Letters

House Members Urge Leaders to Prevent Medicare Payment Cuts

  • Reimbursement and Practice Management
  • The Honorable Mike Johnson
    Speaker
    U.S. House of Representatives
    H-232, The Capitol
    Washington, D.C. 20515
  • The Honorable Hakeem Jeffries
    Minority Leader
    U.S. House of Representatives
    H-204, The Capitol
    Washington, D.C. 20515

Dear Speaker Johnson and Minority Leader Jeffries:

The undersigned bipartisan members of Congress write to urge you to expeditiously pass legislative fixes that not only stop another damaging round of cuts to Medicare payments, but also provide greater certainty and stability for clinicians serving Medicare beneficiaries. On July 10, the U.S. Centers for Medicare & Medicaid Services (CMS) released the Calendar Year (CY) 2025 Medicare Physician Fee Schedule (MPFS) Proposed Rule that includes provisions subjecting all physicians and other clinicians treating Medicare patients to a 2.8 percent payment cut.1 In lieu of these harmful cuts, which, absent federal legislation, will take effect on January 1, 2025, Congress must pass a bill providing physicians and other clinicians with a payment update that takes into account the cost of actually delivering care to patients.
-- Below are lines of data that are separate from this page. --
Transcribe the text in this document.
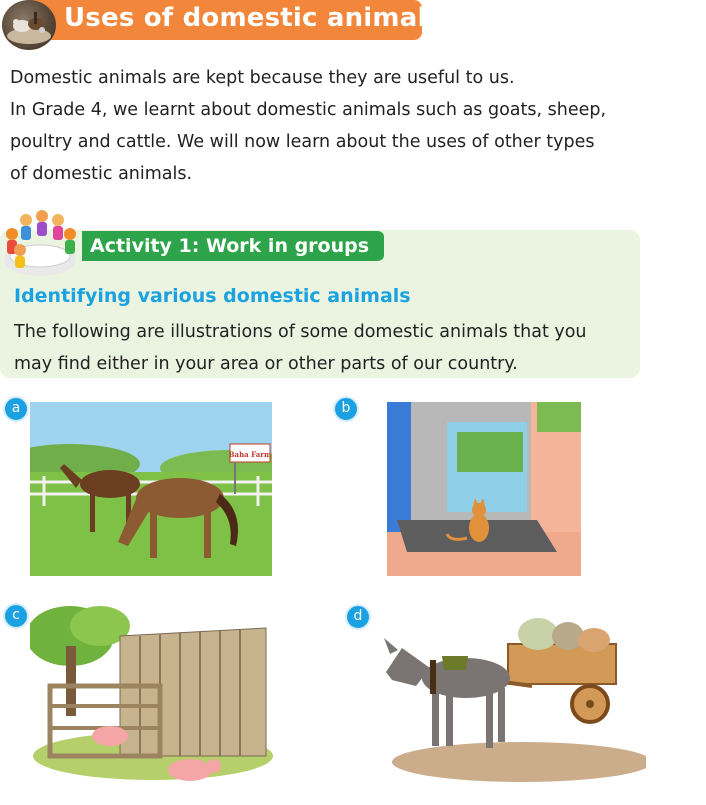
Uses of domestic animals

Domestic animals are kept because they are useful to us.

In Grade 4, we learnt about domestic animals such as goats, sheep,

poultry and cattle. We will now learn about the uses of other types

of domestic animals.

Activity 1: Work in groups
Identifying various domestic animals

The following are illustrations of some domestic animals that you

may find either in your area or other parts of our country.

a
Baha Farm
b
c	d
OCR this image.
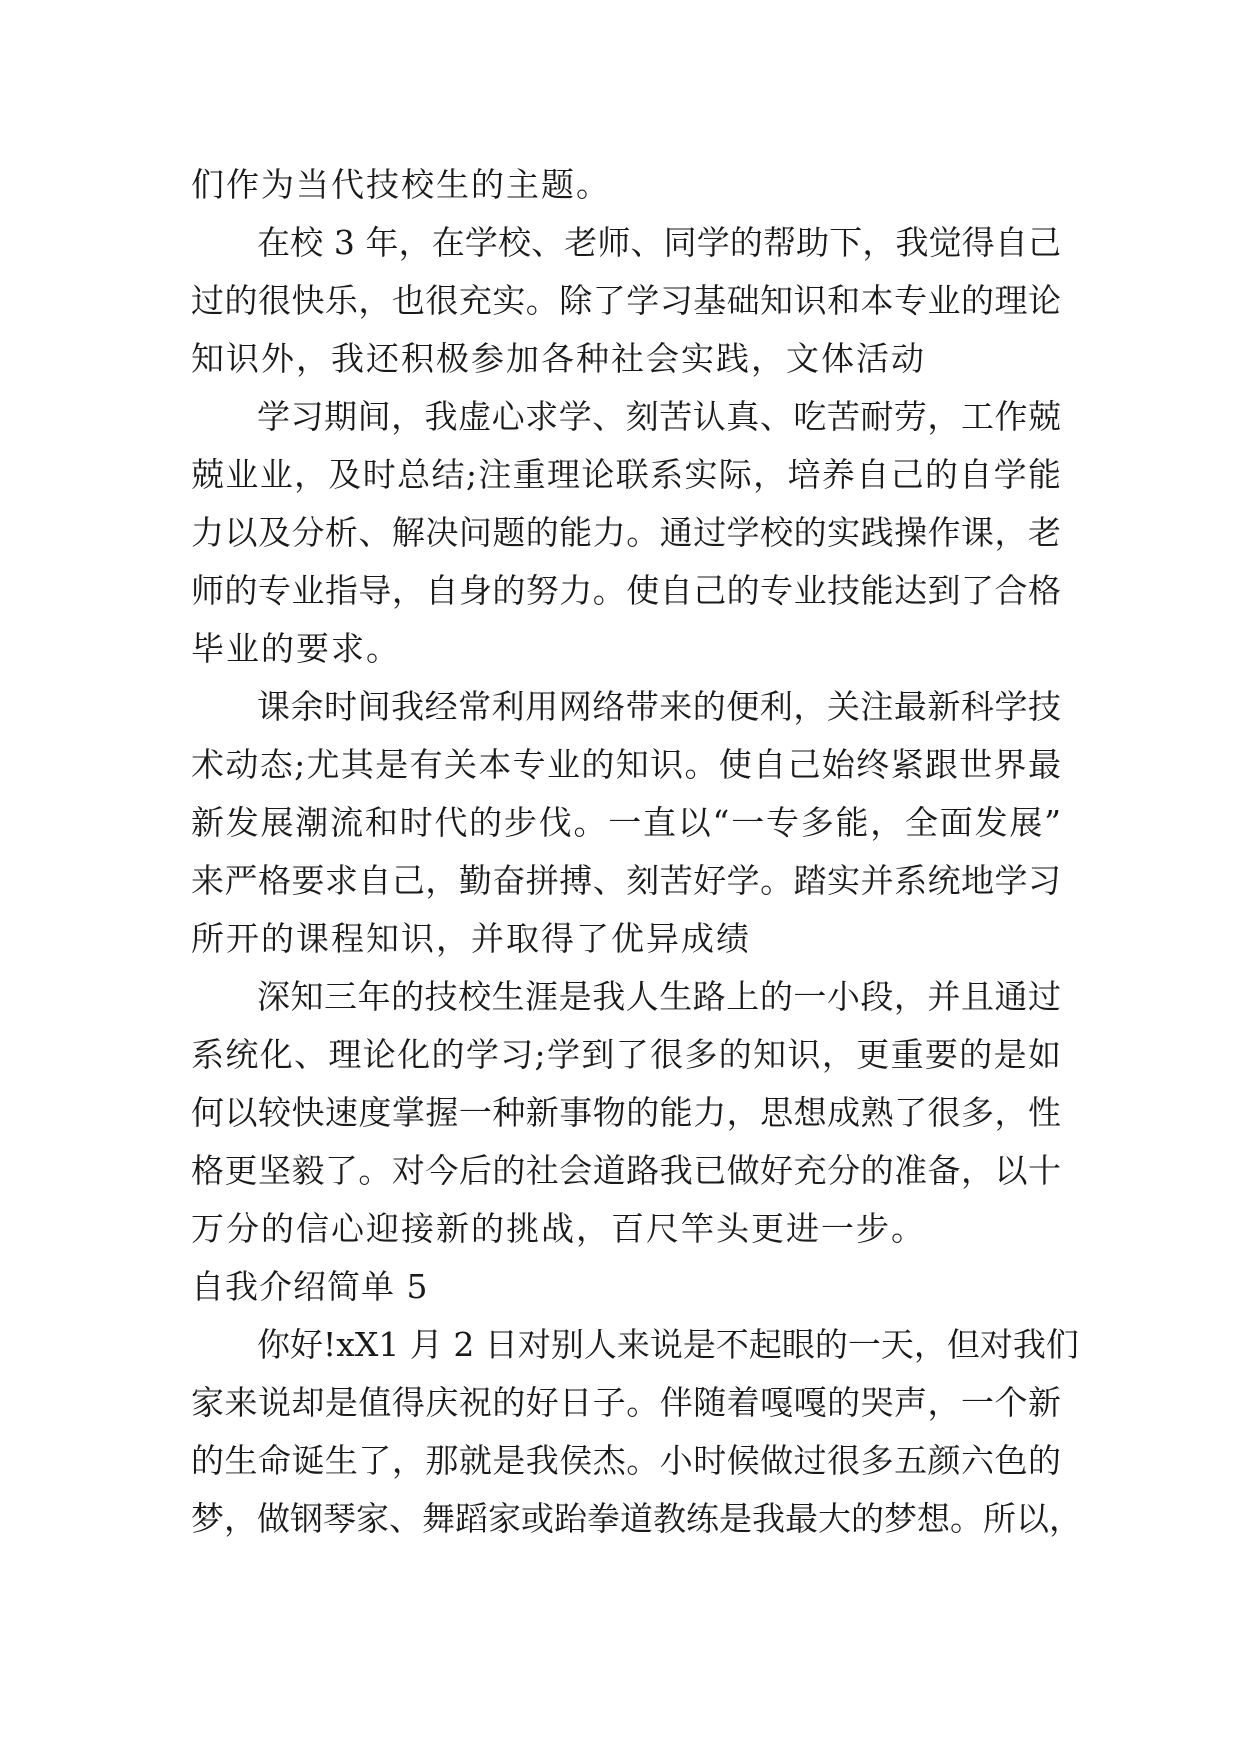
们作为当代技校生的主题。
在校 3 年，在学校、老师、同学的帮助下，我觉得自己
过的很快乐，也很充实。除了学习基础知识和本专业的理论
知识外，我还积极参加各种社会实践，文体活动
学习期间，我虚心求学、刻苦认真、吃苦耐劳，工作兢
兢业业，及时总结;注重理论联系实际，培养自己的自学能
力以及分析、解决问题的能力。通过学校的实践操作课，老
师的专业指导，自身的努力。使自己的专业技能达到了合格
毕业的要求。
课余时间我经常利用网络带来的便利，关注最新科学技
术动态;尤其是有关本专业的知识。使自己始终紧跟世界最
新发展潮流和时代的步伐。一直以“一专多能，全面发展”
来严格要求自己，勤奋拼搏、刻苦好学。踏实并系统地学习
所开的课程知识，并取得了优异成绩
深知三年的技校生涯是我人生路上的一小段，并且通过
系统化、理论化的学习;学到了很多的知识，更重要的是如
何以较快速度掌握一种新事物的能力，思想成熟了很多，性
格更坚毅了。对今后的社会道路我已做好充分的准备，以十
万分的信心迎接新的挑战，百尺竿头更进一步。
自我介绍简单 5
你好!xX1 月 2 日对别人来说是不起眼的一天，但对我们
家来说却是值得庆祝的好日子。伴随着嘎嘎的哭声，一个新
的生命诞生了，那就是我侯杰。小时候做过很多五颜六色的
梦，做钢琴家、舞蹈家或跆拳道教练是我最大的梦想。所以，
The scheduled 2.8 percent reduction represents the fifth consecutive year that CMS issued a fee schedule regulation that lowers payments to physician and other clinicians. While Congress has stepped in the past four years to pass legislation to mitigate portions of these cuts, the fact remains that the MPFS is inherently broken. Continued payment cuts undermine the ability of independent clinical practices — especially in rural and underserved areas — to care for their community, which reduces patient access to care. The continued cuts have forced medical groups and integrated systems of care to make difficult choices, such as imposing hiring freezes, delaying system improvements, delaying implementation of care model changes including transitions to value-based care systems, and possibly eliminating services.2 Because healthcare often comprises a large percentage of employment in rural areas, the closure of independent practices not only lessens patient access to care but also jeopardizes the livelihood of rural Americans.